Practical tips to write a search strategy for your systematic review

With a great review question and a clear set of eligibility criteria already mapped out, it’s now time to plan the search strategy. The medical literature is vast. Your team plans a thorough and methodical search, but you also know that resources and interest in the project are finite. At this stage it might feel like you have a mountain to climb.

The bottom line? You will have to sift through some irrelevant search results to find the studies that you need for your review. Capturing a proportion of irrelevant records in your search is necessary to ensure that it identifies as many relevant records as possible. This is the trade-off of precision versus sensitivity and, because systematic reviews aim to be as comprehensive as possible, it is best to favour sensitivity – more is more.
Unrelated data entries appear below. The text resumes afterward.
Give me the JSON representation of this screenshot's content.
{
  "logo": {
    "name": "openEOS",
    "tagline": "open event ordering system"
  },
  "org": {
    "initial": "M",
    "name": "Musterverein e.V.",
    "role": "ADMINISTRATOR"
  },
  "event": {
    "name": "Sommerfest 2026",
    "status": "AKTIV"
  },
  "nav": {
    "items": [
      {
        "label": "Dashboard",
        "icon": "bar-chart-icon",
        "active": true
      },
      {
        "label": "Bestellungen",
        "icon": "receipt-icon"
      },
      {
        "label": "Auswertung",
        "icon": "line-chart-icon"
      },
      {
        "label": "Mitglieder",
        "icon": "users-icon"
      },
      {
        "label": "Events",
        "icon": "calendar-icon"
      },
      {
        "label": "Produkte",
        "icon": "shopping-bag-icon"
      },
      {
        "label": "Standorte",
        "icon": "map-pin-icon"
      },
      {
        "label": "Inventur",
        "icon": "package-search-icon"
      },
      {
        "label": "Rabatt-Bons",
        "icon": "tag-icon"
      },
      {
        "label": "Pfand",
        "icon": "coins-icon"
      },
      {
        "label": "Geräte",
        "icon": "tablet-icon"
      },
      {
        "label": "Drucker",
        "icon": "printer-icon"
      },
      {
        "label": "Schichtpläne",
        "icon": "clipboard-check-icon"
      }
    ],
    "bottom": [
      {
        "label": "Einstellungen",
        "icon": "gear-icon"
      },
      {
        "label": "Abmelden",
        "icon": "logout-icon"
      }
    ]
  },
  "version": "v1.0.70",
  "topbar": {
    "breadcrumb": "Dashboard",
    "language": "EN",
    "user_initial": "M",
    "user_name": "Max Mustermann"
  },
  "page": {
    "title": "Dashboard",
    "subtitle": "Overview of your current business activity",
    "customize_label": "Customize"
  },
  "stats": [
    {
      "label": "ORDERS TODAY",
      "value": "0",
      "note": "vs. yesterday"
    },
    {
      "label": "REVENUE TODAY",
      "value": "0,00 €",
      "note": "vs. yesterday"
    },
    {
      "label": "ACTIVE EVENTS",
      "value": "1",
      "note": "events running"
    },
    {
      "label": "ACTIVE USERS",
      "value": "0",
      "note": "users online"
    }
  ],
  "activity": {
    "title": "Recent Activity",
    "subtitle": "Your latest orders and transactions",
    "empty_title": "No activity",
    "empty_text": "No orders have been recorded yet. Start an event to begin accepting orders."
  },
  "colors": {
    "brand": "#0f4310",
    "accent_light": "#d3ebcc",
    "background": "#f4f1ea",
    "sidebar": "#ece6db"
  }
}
By now, the size of this task might be sounding alarm bells. The good news is that a range of techniques and web-based tools can help to make searching more efficient and save you time. We’ll look at some of them as we walk through the four main steps of searching for studies:

  1. Decide where to search
  2. Write and refine the search
  3. Run and record the search
  4. Manage the search results

Searching is a specialist discipline and the information given here is not intended to replace the advice of a skilled professional. Before we look at each of the steps in turn, the most important systematic reviewer pro-tip for searching is:

 Pro Tip – Talk to your librarian and do it early!

 

1. Decide where to search 

It’s important to come up with a comprehensive list of sources to search so that you don’t miss anything potentially relevant. In clinical medicine, your first stop will likely be the databases MEDLINE, Embase, and CENTRAL. Depending on the subject of the review, it might also be appropriate to run the search in databases that cover specific geographical regions or specialist areas, such as traditional Chinese medicine.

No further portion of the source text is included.